Which was a shame because it was a fine meeting (and where were you?).  Peter Francis made a fine start with an examination of the soul.  Alan Chambers personified the moon in a fine piece from the body of his oeuvre.  Daphne Gloag also brought an oldie but a goodie, inspired by Tintoretto’s Adoration of the Magi and with more than a hint of a Christmas theme.  Well, you can never plan for these things too soon, can you?  Martin Choules alerted us to the presence of another foreign invader, a Lady Bird of the Harlequin variety this time.  Nick Barth brought back a metaphorical piece on memory, which could probably do with a bit of a polish.  Finally, Pat Francis gave us a second piece on her memories of the death of her father, and the adults that could not face up to a child.

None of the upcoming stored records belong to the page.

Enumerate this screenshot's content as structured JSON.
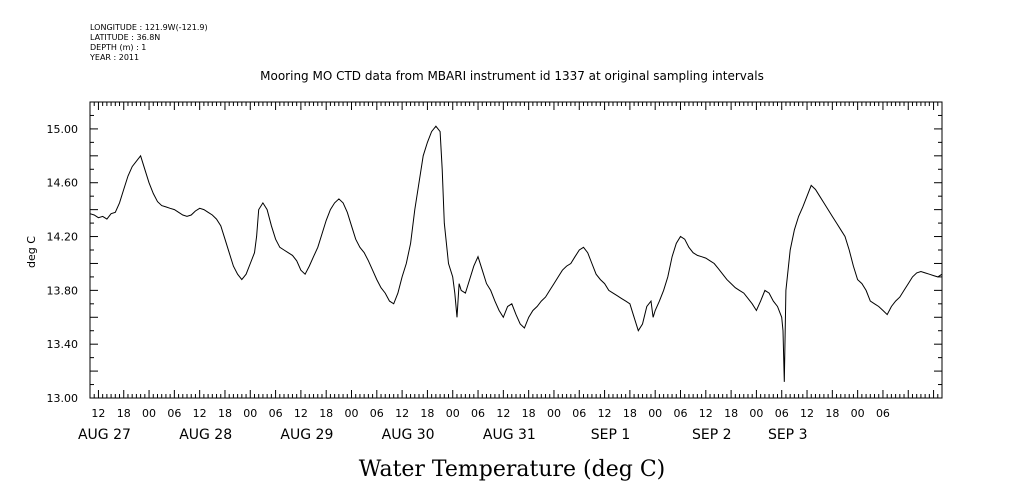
{
  "metadata": {
    "lines": [
      "LONGITUDE : 121.9W(-121.9)",
      "LATITUDE : 36.8N",
      "DEPTH (m) : 1",
      "YEAR : 2011"
    ]
  },
  "chart_data": {
    "type": "line",
    "title": "Mooring MO CTD data from MBARI instrument id 1337 at original sampling intervals",
    "ylabel": "deg C",
    "xlabel": "Water Temperature (deg C)",
    "ylim": [
      13.0,
      15.2
    ],
    "yticks": [
      13.0,
      13.4,
      13.8,
      14.2,
      14.6,
      15.0
    ],
    "ytick_labels": [
      "13.00",
      "13.40",
      "13.80",
      "14.20",
      "14.60",
      "15.00"
    ],
    "x_range_hours": [
      10,
      212
    ],
    "hour_ticks": [
      {
        "h": 12,
        "label": "12"
      },
      {
        "h": 18,
        "label": "18"
      },
      {
        "h": 24,
        "label": "00"
      },
      {
        "h": 30,
        "label": "06"
      },
      {
        "h": 36,
        "label": "12"
      },
      {
        "h": 42,
        "label": "18"
      },
      {
        "h": 48,
        "label": "00"
      },
      {
        "h": 54,
        "label": "06"
      },
      {
        "h": 60,
        "label": "12"
      },
      {
        "h": 66,
        "label": "18"
      },
      {
        "h": 72,
        "label": "00"
      },
      {
        "h": 78,
        "label": "06"
      },
      {
        "h": 84,
        "label": "12"
      },
      {
        "h": 90,
        "label": "18"
      },
      {
        "h": 96,
        "label": "00"
      },
      {
        "h": 102,
        "label": "06"
      },
      {
        "h": 108,
        "label": "12"
      },
      {
        "h": 114,
        "label": "18"
      },
      {
        "h": 120,
        "label": "00"
      },
      {
        "h": 126,
        "label": "06"
      },
      {
        "h": 132,
        "label": "12"
      },
      {
        "h": 138,
        "label": "18"
      },
      {
        "h": 144,
        "label": "00"
      },
      {
        "h": 150,
        "label": "06"
      },
      {
        "h": 156,
        "label": "12"
      },
      {
        "h": 162,
        "label": "18"
      },
      {
        "h": 168,
        "label": "00"
      },
      {
        "h": 174,
        "label": "06"
      },
      {
        "h": 180,
        "label": "12"
      },
      {
        "h": 186,
        "label": "18"
      },
      {
        "h": 192,
        "label": "00"
      },
      {
        "h": 198,
        "label": "06"
      }
    ],
    "day_labels": [
      {
        "h": 12,
        "label": "AUG 27"
      },
      {
        "h": 36,
        "label": "AUG 28"
      },
      {
        "h": 60,
        "label": "AUG 29"
      },
      {
        "h": 84,
        "label": "AUG 30"
      },
      {
        "h": 108,
        "label": "AUG 31"
      },
      {
        "h": 132,
        "label": "SEP  1"
      },
      {
        "h": 156,
        "label": "SEP  2"
      },
      {
        "h": 174,
        "label": "SEP  3"
      }
    ],
    "series": [
      {
        "color": "#000000",
        "points": [
          [
            10,
            14.37
          ],
          [
            11,
            14.36
          ],
          [
            12,
            14.34
          ],
          [
            13,
            14.35
          ],
          [
            14,
            14.33
          ],
          [
            15,
            14.37
          ],
          [
            16,
            14.38
          ],
          [
            17,
            14.45
          ],
          [
            18,
            14.55
          ],
          [
            19,
            14.65
          ],
          [
            20,
            14.72
          ],
          [
            21,
            14.76
          ],
          [
            22,
            14.8
          ],
          [
            23,
            14.7
          ],
          [
            24,
            14.6
          ],
          [
            25,
            14.52
          ],
          [
            26,
            14.46
          ],
          [
            27,
            14.43
          ],
          [
            28,
            14.42
          ],
          [
            29,
            14.41
          ],
          [
            30,
            14.4
          ],
          [
            31,
            14.38
          ],
          [
            32,
            14.36
          ],
          [
            33,
            14.35
          ],
          [
            34,
            14.36
          ],
          [
            35,
            14.39
          ],
          [
            36,
            14.41
          ],
          [
            37,
            14.4
          ],
          [
            38,
            14.38
          ],
          [
            39,
            14.36
          ],
          [
            40,
            14.33
          ],
          [
            41,
            14.28
          ],
          [
            42,
            14.18
          ],
          [
            43,
            14.08
          ],
          [
            44,
            13.98
          ],
          [
            45,
            13.92
          ],
          [
            46,
            13.88
          ],
          [
            47,
            13.92
          ],
          [
            48,
            14.0
          ],
          [
            49,
            14.08
          ],
          [
            49.5,
            14.2
          ],
          [
            50,
            14.4
          ],
          [
            51,
            14.45
          ],
          [
            52,
            14.4
          ],
          [
            53,
            14.28
          ],
          [
            54,
            14.18
          ],
          [
            55,
            14.12
          ],
          [
            56,
            14.1
          ],
          [
            57,
            14.08
          ],
          [
            58,
            14.06
          ],
          [
            59,
            14.02
          ],
          [
            60,
            13.95
          ],
          [
            61,
            13.92
          ],
          [
            62,
            13.98
          ],
          [
            63,
            14.05
          ],
          [
            64,
            14.12
          ],
          [
            65,
            14.22
          ],
          [
            66,
            14.32
          ],
          [
            67,
            14.4
          ],
          [
            68,
            14.45
          ],
          [
            69,
            14.48
          ],
          [
            70,
            14.45
          ],
          [
            71,
            14.38
          ],
          [
            72,
            14.28
          ],
          [
            73,
            14.18
          ],
          [
            74,
            14.12
          ],
          [
            75,
            14.08
          ],
          [
            76,
            14.02
          ],
          [
            77,
            13.95
          ],
          [
            78,
            13.88
          ],
          [
            79,
            13.82
          ],
          [
            80,
            13.78
          ],
          [
            81,
            13.72
          ],
          [
            82,
            13.7
          ],
          [
            83,
            13.78
          ],
          [
            84,
            13.9
          ],
          [
            85,
            14.0
          ],
          [
            86,
            14.15
          ],
          [
            87,
            14.4
          ],
          [
            88,
            14.6
          ],
          [
            89,
            14.8
          ],
          [
            90,
            14.9
          ],
          [
            91,
            14.98
          ],
          [
            92,
            15.02
          ],
          [
            93,
            14.98
          ],
          [
            93.5,
            14.7
          ],
          [
            94,
            14.3
          ],
          [
            95,
            14.0
          ],
          [
            96,
            13.9
          ],
          [
            96.5,
            13.78
          ],
          [
            97,
            13.6
          ],
          [
            97.5,
            13.85
          ],
          [
            98,
            13.8
          ],
          [
            99,
            13.78
          ],
          [
            100,
            13.88
          ],
          [
            101,
            13.98
          ],
          [
            102,
            14.05
          ],
          [
            103,
            13.95
          ],
          [
            104,
            13.85
          ],
          [
            105,
            13.8
          ],
          [
            106,
            13.72
          ],
          [
            107,
            13.65
          ],
          [
            108,
            13.6
          ],
          [
            109,
            13.68
          ],
          [
            110,
            13.7
          ],
          [
            111,
            13.62
          ],
          [
            112,
            13.55
          ],
          [
            113,
            13.52
          ],
          [
            114,
            13.6
          ],
          [
            115,
            13.65
          ],
          [
            116,
            13.68
          ],
          [
            117,
            13.72
          ],
          [
            118,
            13.75
          ],
          [
            119,
            13.8
          ],
          [
            120,
            13.85
          ],
          [
            121,
            13.9
          ],
          [
            122,
            13.95
          ],
          [
            123,
            13.98
          ],
          [
            124,
            14.0
          ],
          [
            125,
            14.05
          ],
          [
            126,
            14.1
          ],
          [
            127,
            14.12
          ],
          [
            128,
            14.08
          ],
          [
            129,
            14.0
          ],
          [
            130,
            13.92
          ],
          [
            131,
            13.88
          ],
          [
            132,
            13.85
          ],
          [
            133,
            13.8
          ],
          [
            134,
            13.78
          ],
          [
            135,
            13.76
          ],
          [
            136,
            13.74
          ],
          [
            137,
            13.72
          ],
          [
            138,
            13.7
          ],
          [
            139,
            13.6
          ],
          [
            140,
            13.5
          ],
          [
            141,
            13.55
          ],
          [
            142,
            13.68
          ],
          [
            143,
            13.72
          ],
          [
            143.5,
            13.6
          ],
          [
            144,
            13.65
          ],
          [
            145,
            13.72
          ],
          [
            146,
            13.8
          ],
          [
            147,
            13.9
          ],
          [
            148,
            14.05
          ],
          [
            149,
            14.15
          ],
          [
            150,
            14.2
          ],
          [
            151,
            14.18
          ],
          [
            152,
            14.12
          ],
          [
            153,
            14.08
          ],
          [
            154,
            14.06
          ],
          [
            155,
            14.05
          ],
          [
            156,
            14.04
          ],
          [
            157,
            14.02
          ],
          [
            158,
            14.0
          ],
          [
            159,
            13.96
          ],
          [
            160,
            13.92
          ],
          [
            161,
            13.88
          ],
          [
            162,
            13.85
          ],
          [
            163,
            13.82
          ],
          [
            164,
            13.8
          ],
          [
            165,
            13.78
          ],
          [
            166,
            13.74
          ],
          [
            167,
            13.7
          ],
          [
            168,
            13.65
          ],
          [
            169,
            13.72
          ],
          [
            170,
            13.8
          ],
          [
            171,
            13.78
          ],
          [
            172,
            13.72
          ],
          [
            173,
            13.68
          ],
          [
            174,
            13.6
          ],
          [
            174.3,
            13.5
          ],
          [
            174.6,
            13.12
          ],
          [
            175,
            13.8
          ],
          [
            176,
            14.1
          ],
          [
            177,
            14.25
          ],
          [
            178,
            14.35
          ],
          [
            179,
            14.42
          ],
          [
            180,
            14.5
          ],
          [
            181,
            14.58
          ],
          [
            182,
            14.55
          ],
          [
            183,
            14.5
          ],
          [
            184,
            14.45
          ],
          [
            185,
            14.4
          ],
          [
            186,
            14.35
          ],
          [
            187,
            14.3
          ],
          [
            188,
            14.25
          ],
          [
            189,
            14.2
          ],
          [
            190,
            14.1
          ],
          [
            191,
            13.98
          ],
          [
            192,
            13.88
          ],
          [
            193,
            13.85
          ],
          [
            194,
            13.8
          ],
          [
            195,
            13.72
          ],
          [
            196,
            13.7
          ],
          [
            197,
            13.68
          ],
          [
            198,
            13.65
          ],
          [
            199,
            13.62
          ],
          [
            200,
            13.68
          ],
          [
            201,
            13.72
          ],
          [
            202,
            13.75
          ],
          [
            203,
            13.8
          ],
          [
            204,
            13.85
          ],
          [
            205,
            13.9
          ],
          [
            206,
            13.93
          ],
          [
            207,
            13.94
          ],
          [
            208,
            13.93
          ],
          [
            209,
            13.92
          ],
          [
            210,
            13.91
          ],
          [
            211,
            13.9
          ],
          [
            212,
            13.92
          ]
        ]
      }
    ]
  }
}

With Auden and long poems in mind, I caught myself wondering how long is too long for a submission to a long-running, world-renowned poetry workshop?  The current Pitshanger Poetry etiquette has arrived at a rough limit of no more than two sides of A4, though from time to time we do see longer pieces.  The Chair is thankful for a bit of warning in these circumstances.  The question for the archive is who has read the longest poem at our Workshops?  It turns out that Auden is the likely winner of this dubious garland.  To my mind even some of his short poems are quite long.  My research has revealed that only the packaging limits of the international tobacco industry prevented his poems from getting longer.  Auden was famously an epic smoker.  In those far-off days when he visited the Workshop, smoking was not only tolerated, it was actively encouraged, as the fug of a room of closely-packed poets was quite something before better living through chemistry developed effective deodorants.  In addition, Auden’s personal contribution to this atmosphere was legendary, such was his aversion to bathing.  Circumstances conspired therefore to impose a limit on any Auden poem brought to the workshop to read, which was the time it took to smoke one packet of 20 cigarettes of his favoured brand, the East German F6.  Auden was reluctant to carry more than one packet, such was the paucity of supply of this brand anywhere but East Germany.  That packet being finished, he would make his escape to go and fetch another, much to the relief of his fellow poets, no doubt.  I was delighted to uncover this story as yet another boon that the Pitshanger Poets have given to the world – of all the constructive criticisms that are commonly made about poetry, ‘too short’ is very rarely one of them.  If you have been, thank you for reading.